Wien. Wer ganz am Boden liegt, der kann zumindest nicht mehr (viel) tiefer fallen. Österreich liegt ganz unten - und das schon wieder. Im internationalen "Right to Information Ranking", das die NGOs Access Info Europe und Centre for Law and Democracy herausgeben, liegt Österreich auch heuer stabil auf dem letzten Platz von 95. Mit insgesamt 37 von möglichen 150 Punkten hat Österreich gar noch zwei gegenüber dem Vorjahr abgebaut. Die Studienautoren vergleichen die rechtlichen Rahmenbedingungen für den Zugang zu Informationen der öffentlichen Verwaltung und vergeben Punkte in verschiedenen Bereichen wie etwa für den Geltungsbereich der Gesetze.

Kein Wunder also, dass Österreich hier nicht punkten kann: Während 95 Staaten weltweit ein Transparenz- oder Informationsfreiheitsgesetz haben - 28 davon gar in der Verfassung -, fehlt selbiges in Österreich. Stattdessen ist das Amtsgeheimnis in der Verfassung verankert. Warum dann nicht gleich null Punkte? Immerhin gibt es auch in Österreich auf Basis des Auskunftspflichtgesetzes die Chance, für "jedermann (. . .) schriftlich, mündlich oder telephonisch" Auskunft von den Organen des Bundes oder der Verwaltung zu begehren. Diese erhält "jedermann" aber nur dann, wenn dem keine gesetzliche Verschwiegenheitspflicht entgegensteht. Und hier sind wir wieder beim Amtsgeheimnis.

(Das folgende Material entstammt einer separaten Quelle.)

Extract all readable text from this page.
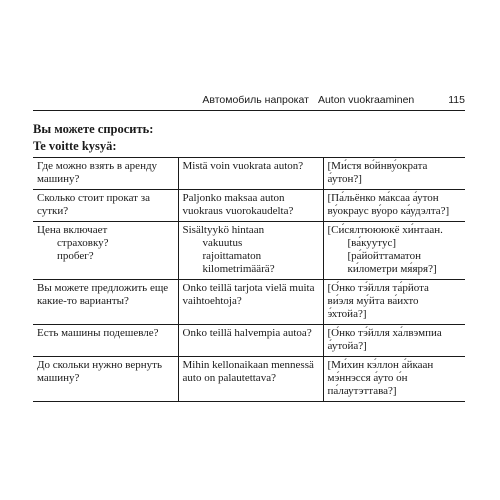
Автомобиль напрокат Auton vuokraaminen	115
Вы можете спросить:
Te voitte kysyä:
Где можно взять в аренду
машину?	Mistä voin vuokrata auton?	[Ми́стя во́йнву́ократа
а́утон?]

Сколько стоит прокат за
сутки?	Paljonko maksaa auton
vuokraus vuorokaudelta?	[Па́льёнко ма́ксаа а́утон
ву́окраус ву́оро ка́удэлта?]

Цена включает
страховку?
пробег?	Sisältyykö hintaan
vakuutus
rajoittamaton
kilometrimäärä?	[Си́сялтюююкё хи́нтаан.
[ва́куутус]
[ра́йойттаматон
ки́лометри мя́яря?]

Вы можете предложить еще
какие-то варианты?	Onko teillä tarjota vielä muita
vaihtoehtoja?	[О́нко тэ́йлля та́рйота
ви́эля му́йта ва́ихто
э́хтойа?]

Есть машины подешевле?	Onko teillä halvempia autoa?	[О́нко тэ́йлля ха́лвэмпиа
а́утойа?]

До скольки нужно вернуть
машину?	Mihin kellonaikaan mennessä
auto on palautettava?	[Ми́хин кэ́ллон а́йкаан
мэ́ннэсся а́уто о́н
па́лаутэттава?]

Geht es nach Josef Barth, dann wäre das freilich schon längst Geschichte. Er hat vor etwa einem Jahr die Initiative Transparenzgesetz.at gegründet, die derzeit gerade in eine Nichtregierungsorganisation umgewandelt wird. Barth setzt sich, unterstützt etwa vom Parteienfinanzierungsexperten Hubert Sickinger, für ein Transparenzgesetz nach Hamburger Vorbild ein. Die Hansestadt hat nach einer Diskussion um die explodierenden Kosten der Elbphilharmonie ein Transparenzgesetz eingeführt, dessen Kernpunkt die automatische Veröffentlichung sämtlicher behördlicher Dokumente ist. Zur Veröffentlichung sind keine Anfragen mehr nötig, sondern es wird eine eigene Datenbank eingerichtet, in der künftig alle Dokumente aufzufinden sein sollen. Dazu wurde das Amt eines Informationsfreiheitsbeauftragten kreiert, der die Einhaltung des Gesetzes überwacht und in Streitfällen vermittelt.

Gescheiterter Versuch


Unter Mitwirkung der Initiative von Barth wäre es vor dem Sommer auch in Österreich fast so weit gewesen. Doch gegen Ende der letzten Legislaturperiode gerieten die Verhandlungen ins Stocken, einen Beschluss stoppte letztendlich die ÖVP, weil sie das Gesetz nicht ohne Begutachtung beschließen wollte. Aber für Barth waren die Entwürfe der Koalitionsparteien ohnehin nicht ausreichend: So war darin zwar ein Informationsfreiheitsbeauftragter vorgesehen - allerdings seien dessen Aufgaben und Rechte nicht ausreichend definiert gewesen, meint Barth. "Völlig unklar" sei auch die Definition des Begriffs "Information": In Hamburg gelte alles als Information - unabhängig von der Art ihrer Speicherung. In Österreich werde aber die "Definition aus den 1980ern" angewendet, nämlich "gesichertes Wissen im tatsächlichen Bereich". Zudem sei der Instanzenzug - wohin man sich wenden kann, wenn eine Anfrage nicht beantwortet wird - in den Entwürfen der Koalition ungeklärt gewesen. Das größte Problem sei schließlich, dass die Entwürfe nicht für alle Gebietskörperschaften, also Bund, Länder und Gemeinden, galten, sondern nur für den Bund, was einen Fleckerleppich zur Folge gehabt hätte.

Transparenzgesetz.at hat daher ein eigenes Gesetz entwerfen lassen, der all diese Probleme berücksichtigt und der von Grünen und Neos gleich am ersten Plenartag vergangene Woche eingebracht worden ist. Aus der Riege der Regierungsverhandler hört man nichts dazu. Barth fordert nun eine breite Debatte: "Wir sind über das Stadium des Hoffens hinaus, wir erwarten uns, dass etwas passiert."